Forse, il film di Dadunashvili racconta davvero la verità; ma certo non vi arriva tramite il percorso artistico. Perché quando si dice che “l’arte trascende la propaganda” si deve intendere proprio che l’artista non deve incorrere mai nelle logiche meschine del proprio interesse o di quello della sua fazione, nazione o qualunque sia l’appellativo della sua parte in causa. L’arte è qualcosa che nasce da uno spunto personale e deve crescere dal proprio interno: per questo, in genere, in casi di opere di natura bellica vi si riscontra una nota di autocritica. Certo, un gigante come Lewis Milestone –americano di origine russa– poteva prendere un testo profondamente tedesco come Niente di nuovo sul fronte occidentale di Erich Maria Remarque ed interpretarlo alla perfezione.

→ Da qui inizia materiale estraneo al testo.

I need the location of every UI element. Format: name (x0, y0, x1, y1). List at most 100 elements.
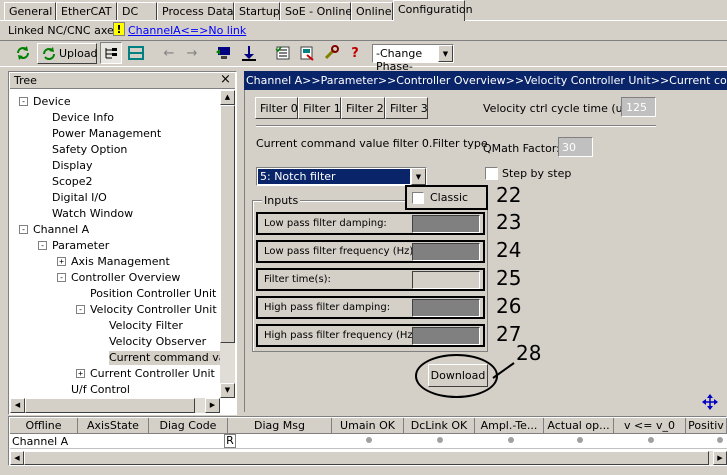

C’è una critica alla Germania dell’epoca e alle sue dottrine militariste, ma c’è anche l’umanità dei ragazzi tedeschi che incautamente si arruolano per poi pentirsene amaramente. Ne Il testimone, i pochissimi abitanti dell’Ucraina che sembrano dotati di umanità, uno per tutti il piccolo Misha –non a caso citato come passaggio simbolico nella citata recensione della giornalista di In The Net– sono russofoni.

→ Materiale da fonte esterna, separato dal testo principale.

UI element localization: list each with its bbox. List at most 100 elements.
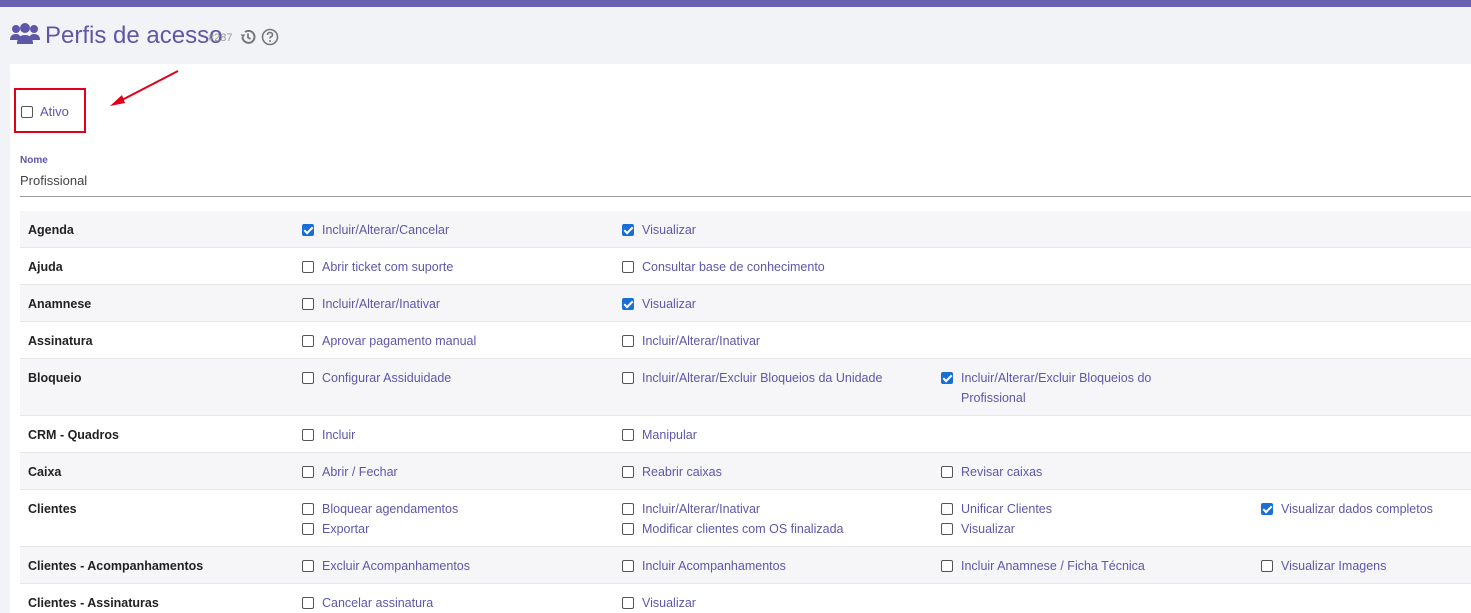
permission-row-caixa: Caixa Abrir / Fechar Reabrir caixas Revi… [20, 453, 1471, 490]
nome-input[interactable]: Profissional [20, 173, 87, 188]
permission-option[interactable]: Incluir/Alterar/Cancelar [302, 220, 449, 240]
checkbox[interactable] [622, 560, 634, 572]
permission-option[interactable]: Exportar [302, 519, 369, 539]
permission-option[interactable]: Incluir/Alterar/Excluir Bloqueios da Uni… [622, 368, 882, 388]
permission-option[interactable]: Unificar Clientes [941, 499, 1052, 519]
checkbox[interactable] [941, 503, 953, 515]
permission-option[interactable]: Visualizar Imagens [1261, 556, 1386, 576]
permission-name: Agenda [28, 223, 74, 237]
checkbox[interactable] [622, 261, 634, 273]
option-label: Incluir Anamnese / Ficha Técnica [961, 559, 1145, 573]
permission-row-crm-quadros: CRM - Quadros Incluir Manipular [20, 416, 1471, 453]
permission-option[interactable]: Incluir [302, 425, 355, 445]
option-label: Incluir [322, 428, 356, 442]
permission-name: Ajuda [28, 260, 63, 274]
checkbox[interactable] [302, 429, 314, 441]
checkbox[interactable] [622, 335, 634, 347]
checkbox[interactable] [622, 466, 634, 478]
permission-option[interactable]: Cancelar assinatura [302, 593, 433, 613]
checkbox[interactable] [622, 523, 634, 535]
permission-name: Assinatura [28, 334, 93, 348]
permission-option[interactable]: Incluir/Alterar/Inativar [622, 331, 760, 351]
permission-option[interactable]: Incluir/Alterar/Inativar [302, 294, 440, 314]
history-icon[interactable] [239, 28, 257, 46]
option-label: Visualizar Imagens [1281, 559, 1387, 573]
page-header: Perfis de acesso #287 [0, 7, 1471, 64]
help-icon[interactable] [261, 28, 279, 46]
permission-option[interactable]: Revisar caixas [941, 462, 1042, 482]
permission-option[interactable]: Reabrir caixas [622, 462, 722, 482]
checkbox[interactable] [302, 560, 314, 572]
permission-option[interactable]: Visualizar [622, 220, 696, 240]
permission-name: Clientes - Assinaturas [28, 596, 159, 610]
checkbox[interactable] [1261, 503, 1273, 515]
permission-option[interactable]: Incluir Acompanhamentos [622, 556, 786, 576]
option-label: Unificar Clientes [961, 502, 1053, 516]
permission-row-bloqueio: Bloqueio Configurar Assiduidade Incluir/… [20, 359, 1471, 416]
checkbox[interactable] [941, 560, 953, 572]
option-label: Incluir/Alterar/Inativar [322, 297, 441, 311]
permission-option[interactable]: Excluir Acompanhamentos [302, 556, 470, 576]
option-label: Cancelar assinatura [322, 596, 434, 610]
permission-row-clientes-assinaturas: Clientes - Assinaturas Cancelar assinatu… [20, 584, 1471, 613]
ativo-checkbox-box[interactable] [21, 105, 33, 118]
checkbox[interactable] [302, 523, 314, 535]
permission-option[interactable]: Abrir / Fechar [302, 462, 398, 482]
permission-option[interactable]: Incluir Anamnese / Ficha Técnica [941, 556, 1145, 576]
option-label: Visualizar [642, 297, 696, 311]
permission-option[interactable]: Bloquear agendamentos [302, 499, 458, 519]
option-label: Excluir Acompanhamentos [322, 559, 470, 573]
users-icon [10, 23, 40, 44]
option-label: Consultar base de conhecimento [642, 260, 825, 274]
option-label: Manipular [642, 428, 697, 442]
option-label: Reabrir caixas [642, 465, 722, 479]
permission-option[interactable]: Visualizar [622, 294, 696, 314]
option-label: Visualizar dados completos [1281, 502, 1433, 516]
option-label: Incluir/Alterar/Cancelar [322, 223, 450, 237]
checkbox[interactable] [302, 503, 314, 515]
checkbox[interactable] [302, 261, 314, 273]
permission-option[interactable]: Abrir ticket com suporte [302, 257, 453, 277]
checkbox[interactable] [622, 224, 634, 236]
permission-option[interactable]: Aprovar pagamento manual [302, 331, 476, 351]
permission-option[interactable]: Visualizar [941, 519, 1015, 539]
option-label: Visualizar [642, 596, 696, 610]
page-title: Perfis de acesso [45, 22, 223, 49]
checkbox[interactable] [302, 335, 314, 347]
permission-option[interactable]: Manipular [622, 425, 697, 445]
permission-option[interactable]: Modificar clientes com OS finalizada [622, 519, 843, 539]
permission-name: Clientes [28, 502, 77, 516]
permission-option[interactable]: Visualizar [622, 593, 696, 613]
checkbox[interactable] [941, 523, 953, 535]
permission-name: Clientes - Acompanhamentos [28, 559, 204, 573]
option-label: Incluir Acompanhamentos [642, 559, 786, 573]
permission-option[interactable]: Incluir/Alterar/Excluir Bloqueios do Pro… [941, 368, 1181, 408]
option-label: Incluir/Alterar/Inativar [642, 502, 761, 516]
checkbox[interactable] [622, 372, 634, 384]
checkbox[interactable] [302, 372, 314, 384]
nome-input-underline [20, 196, 1471, 197]
ativo-checkbox[interactable]: Ativo [21, 104, 69, 119]
checkbox[interactable] [941, 372, 953, 384]
permission-option[interactable]: Visualizar dados completos [1261, 499, 1433, 519]
checkbox[interactable] [302, 597, 314, 609]
checkbox[interactable] [302, 298, 314, 310]
annotation-arrow [110, 70, 179, 106]
permission-option[interactable]: Configurar Assiduidade [302, 368, 451, 388]
checkbox[interactable] [1261, 560, 1273, 572]
option-label: Incluir/Alterar/Excluir Bloqueios da Uni… [642, 371, 883, 385]
checkbox[interactable] [622, 429, 634, 441]
option-label: Visualizar [961, 522, 1015, 536]
checkbox[interactable] [622, 503, 634, 515]
permission-option[interactable]: Incluir/Alterar/Inativar [622, 499, 760, 519]
permission-option[interactable]: Consultar base de conhecimento [622, 257, 825, 277]
option-label: Abrir / Fechar [322, 465, 398, 479]
checkbox[interactable] [302, 224, 314, 236]
checkbox[interactable] [941, 466, 953, 478]
option-label: Revisar caixas [961, 465, 1043, 479]
option-label: Incluir/Alterar/Inativar [642, 334, 761, 348]
checkbox[interactable] [622, 597, 634, 609]
checkbox[interactable] [622, 298, 634, 310]
permission-row-clientes: Clientes Bloquear agendamentos Incluir/A… [20, 490, 1471, 547]
checkbox[interactable] [302, 466, 314, 478]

L’arte, per essere tale, deve nascere dal cuore, dall’animo; e non dagli interessi di bottega, di paese, di popolo e, men che meno, di patria. E, proprio negli ambienti della controcultura, questo dovrebbe essere chiaro, tra l’altro. Tornando in tema strettamente artistico, l’arte è, in sostanza, il frutto di un esame di coscienza, che poi si traduce in qualcosa di concreto; più profondo è l’esame, più profondo è l’animo dell’artista, migliore e più pura sarà l’arte. E allora raggiungerà la vetta della Verità Assoluta. Ma che esame interiore ci può essere in un film di un autore georgiano che lavora per una produzione russa, e fa un atto di durissima accusa agli ucraini, togliendo totalmente dal confronto ogni controparte? Se la speranza di avere una voce fuori dalla “retorica imperialista” che sia attendibile, dobbiamo aspettarcela da Il testimone, stiamo freschi.
Così come se sperassimo di trovare uno sguardo almeno un pizzico meno fazioso della propaganda di regime, e pretendessimo di trovarlo negli ambienti ancora più ottusamente schierati della nostrana controcultura.